Les mesures de sécurité ont été renforcées autour du Salon de l’agriculture, qui s’ouvre samedi 27 février à Paris. Officiellement en raison de l’état d’urgence, mais aussi parce que la colère qui agite les campagnes françaises depuis plusieurs mois ne retombe pas. Les motifs sont connus : des éleveurs étranglés par l’effondrement des prix de la viande et du lait, sur fond d’embargo russe et de négociations serrées à Bruxelles. De quoi pourrir sérieusement l’ambiance porte de Versailles. « Ce sont toujours des moments à risque, mais particulièrement cette année, parce qu’il y a une double difficulté : le contexte national et international lié aux attentats, et le contexte de la crise agricole », résume sur iTélé Stanislas Gaudon, du syndicat de police Alliance.

Dans ce contexte, le défilé habituel des politiques va-t-il se transformer en concours de jets d’œufs ? François Hollande le saura bien vite, lui qui essuiera les plâtres dès samedi matin. A l’Elysée, on se veut serein : « Il prendra le temps qu’il faudra, comme tous les ans », assure un conseiller à Marianne. Le chef de l’Etat a d’ailleurs écourté son voyage en Uruguay pour pouvoir prendre une bonne nuit de repos avant de rencontrer – ou d’affronter ? – les agriculteurs. L’an dernier, François Hollande, très friand de l’exercice, avait arpenté pendant huit heures les allées du salon. Certes, on est loin des 12 heures chrono de la campagne présidentielle de 2012. Mais les risques de coup d’éclat ne l’incitent-t-ils pas à se montrer plus discret ? « Au contraire, il faut prendre le temps de discuter avec les professionnels », martèle-t-on à l’Elysée. En petit comité, son ami Stéphane Le Foll semble plus inquiet. « Il peut y avoir des expressions de colère, on ne peut pas tout contrôler », a confié au Monde le ministre de l’Agriculture – qui a lui-même été pris à partie par des agriculteurs à son domicile du Mans, dimanche dernier.

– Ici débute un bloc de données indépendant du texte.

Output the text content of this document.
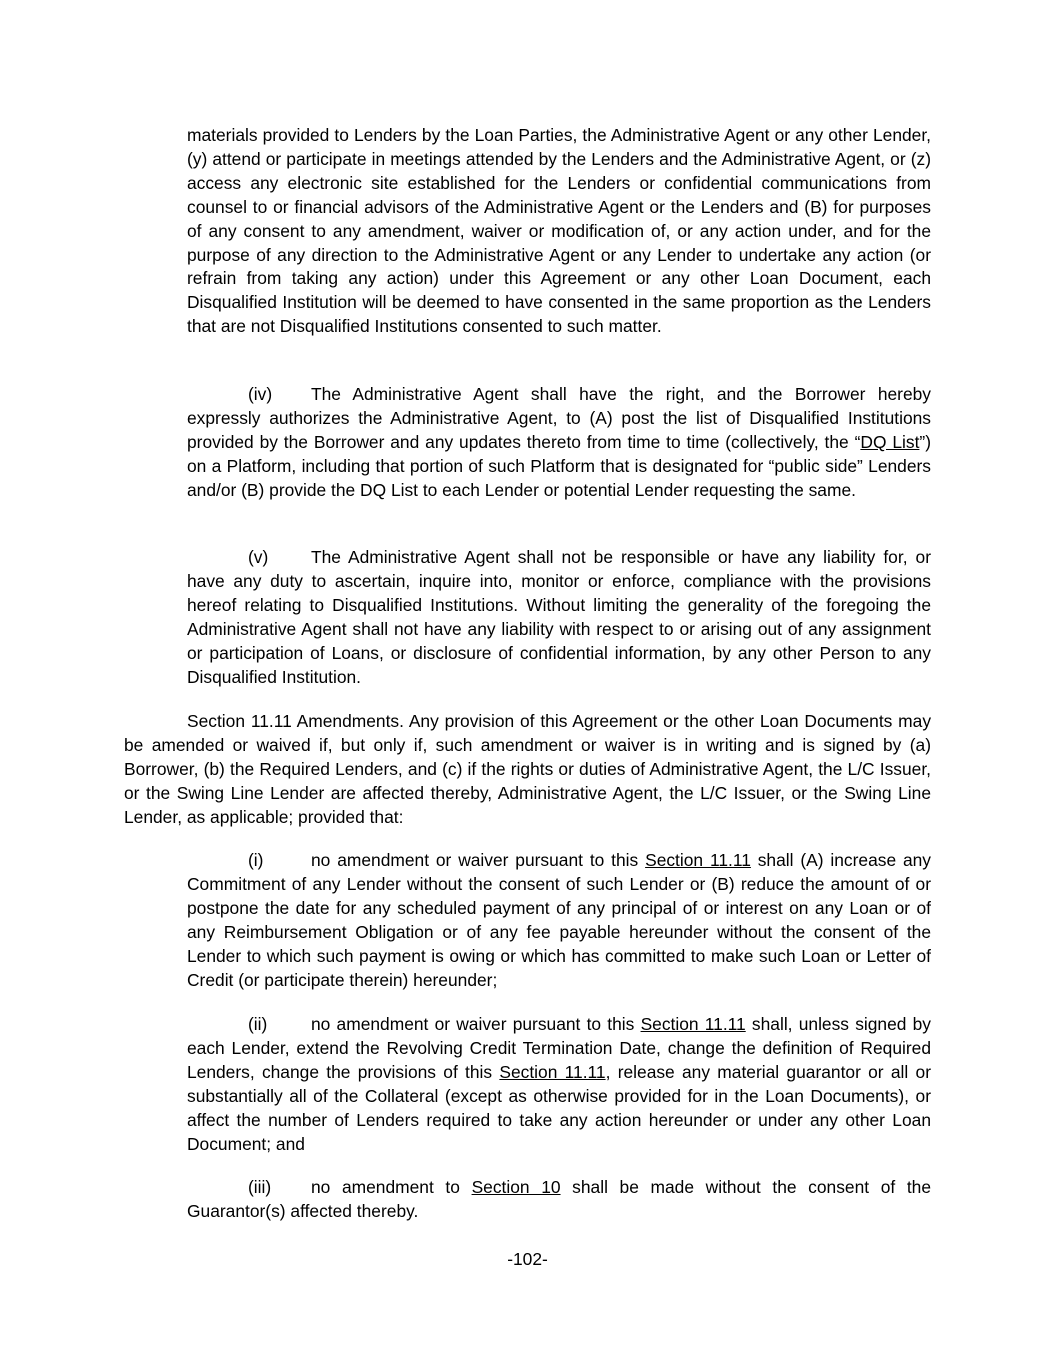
materials provided to Lenders by the Loan Parties, the Administrative Agent or any other Lender, (y) attend or participate in meetings attended by the Lenders and the Administrative Agent, or (z) access any electronic site established for the Lenders or confidential communications from counsel to or financial advisors of the Administrative Agent or the Lenders and (B) for purposes of any consent to any amendment, waiver or modification of, or any action under, and for the purpose of any direction to the Administrative Agent or any Lender to undertake any action (or refrain from taking any action) under this Agreement or any other Loan Document, each Disqualified Institution will be deemed to have consented in the same proportion as the Lenders that are not Disqualified Institutions consented to such matter.

(iv) The Administrative Agent shall have the right, and the Borrower hereby expressly authorizes the Administrative Agent, to (A) post the list of Disqualified Institutions provided by the Borrower and any updates thereto from time to time (collectively, the “DQ List”) on a Platform, including that portion of such Platform that is designated for “public side” Lenders and/or (B) provide the DQ List to each Lender or potential Lender requesting the same.

(v) The Administrative Agent shall not be responsible or have any liability for, or have any duty to ascertain, inquire into, monitor or enforce, compliance with the provisions hereof relating to Disqualified Institutions. Without limiting the generality of the foregoing the Administrative Agent shall not have any liability with respect to or arising out of any assignment or participation of Loans, or disclosure of confidential information, by any other Person to any Disqualified Institution.

Section 11.11 Amendments. Any provision of this Agreement or the other Loan Documents may be amended or waived if, but only if, such amendment or waiver is in writing and is signed by (a) Borrower, (b) the Required Lenders, and (c) if the rights or duties of Administrative Agent, the L/C Issuer, or the Swing Line Lender are affected thereby, Administrative Agent, the L/C Issuer, or the Swing Line Lender, as applicable; provided that:

(i)	no amendment or waiver pursuant to this Section 11.11 shall (A) increase any Commitment of any Lender without the consent of such Lender or (B) reduce the amount of or postpone the date for any scheduled payment of any principal of or interest on any Loan or of any Reimbursement Obligation or of any fee payable hereunder without the consent of the Lender to which such payment is owing or which has committed to make such Loan or Letter of Credit (or participate therein) hereunder;

(ii)	no amendment or waiver pursuant to this Section 11.11 shall, unless signed by each Lender, extend the Revolving Credit Termination Date, change the definition of Required Lenders, change the provisions of this Section 11.11, release any material guarantor or all or substantially all of the Collateral (except as otherwise provided for in the Loan Documents), or affect the number of Lenders required to take any action hereunder or under any other Loan Document; and

(iii) no amendment to Section 10 shall be made without the consent of the Guarantor(s) affected thereby.

-102-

« De la colère va s’exprimer, c’est évident et c’est légitime. »

« Je pense que de la colère va s’exprimer, c’est évident et c’est légitime », confirme à Marianne l’eurodéputé écologiste José Bové. « Les agriculteurs sont dans une situation catastrophique et on ne répond pas à la crise structurelle. » D’autant que les politiques de droite comme de gauche risquent d’être tous mis dans le même sac, selon l’ancien candidat à la présidentielle : « On va entendre des discours, mais ceux qui les feront ont tous participé à la mise en place du modèle actuel. » Exemple : la suppression des quotas laitiers européens, soutenue par le gouvernement sous le quinquennat Sarkozy, et appliquée l’an dernier sous celui de Hollande.

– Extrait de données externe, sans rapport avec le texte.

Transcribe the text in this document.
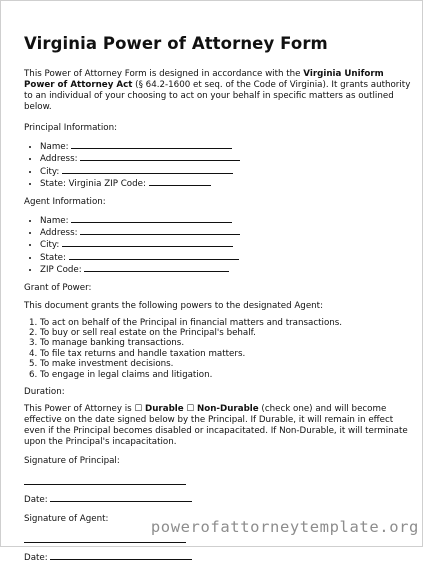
Virginia Power of Attorney Form

This Power of Attorney Form is designed in accordance with the Virginia Uniform Power of Attorney Act (§ 64.2-1600 et seq. of the Code of Virginia). It grants authority to an individual of your choosing to act on your behalf in specific matters as outlined below.

Principal Information:

• Name:
• Address:
• City:
• State: Virginia ZIP Code:

Agent Information:

• Name:
• Address:
• City:
• State:
• ZIP Code:

Grant of Power:

This document grants the following powers to the designated Agent:

1. To act on behalf of the Principal in financial matters and transactions.
2. To buy or sell real estate on the Principal's behalf.
3. To manage banking transactions.
4. To file tax returns and handle taxation matters.
5. To make investment decisions.
6. To engage in legal claims and litigation.

Duration:

This Power of Attorney is ☐ Durable ☐ Non-Durable (check one) and will become effective on the date signed below by the Principal. If Durable, it will remain in effect even if the Principal becomes disabled or incapacitated. If Non-Durable, it will terminate upon the Principal's incapacitation.

Signature of Principal:

Date:

Signature of Agent:

Date:

powerofattorneytemplate.org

Un ras-le-bol généralisé qui n’empêche pas les candidats à la primaire de la droite – déclarés ou non – de se bousculer au portillon. De Nicolas Sarkozy à Alain Juppé en passant par François Fillon et Nathalie Kosciusko-Morizet, ils seront tous là. Bruno Le Maire, qui a officialisé sa candidature cette semaine, a même annoncé qu’il passerait trois jours au salon, rien que ça. Le député de l’Eure compte capitaliser sur son statut d’ancien ministre de l’Agriculture (de 2009 à 2012). Et tant pis s’il risque de se voir reprocher sa politique passée. « Contrairement à de nombreux autres politiques, Bruno va passer beaucoup de temps à rencontrer les organisations syndicales. Il n’y va pas juste pour faire des images devant des veaux et des cochons », argue-t-on dans son entourage. En acceptant le risque de tensions : « Ces gens sont en train de crever, c’est bien normal qu’ils ne soient pas contents. » « Ça sera un salon où il faudra respecter d’abord les agriculteurs, c’est leur salon », a prévenu de son côté Stéphane Le Foll, vendredi sur France Info. « Attention à l’idée que l’on passe dans le salon d’abord pour soi. » 

Marine Le Pen compte bien surfer sur le ras-le-bol.

La crise va-t-elle profiter à Marine Le Pen ? Dans un t’chat vidéo sur sa page Facebook, vendredi, la patronne du Front national a fait la bande-annonce de son déplacement au salon, prévu mardi, en surfant sur le rejet de classe politique : « Je n’y vais pas, à la différence des autres responsables politiques, pour me faire pardonner les gigantesques erreurs qui ont été commises par les gouvernements UMP et socialistes et qui mettent aujourd’hui l’agriculture dans une situation terrifiante. » La poursuite des manifestations d’agriculteurs un peu partout en France prouve que la radicalisation guette, alors que le syndicat majoritaire, la FNSEA, est parfois dépassé. « Ça tangue un peu au niveau de la base », confie José Bové, qui craint de voir une partie de la profession sauter le pas vers le FN. « Quand les gens sont dans le désarroi, ils peuvent se dire que le rétablissement des frontières est une solution. Mais ça ne peut pas marcher pour l’agriculture parce qu’il y a une interconnexion et une cohérence en Europe. Simplement, il faut refaire de vraies règles européennes. »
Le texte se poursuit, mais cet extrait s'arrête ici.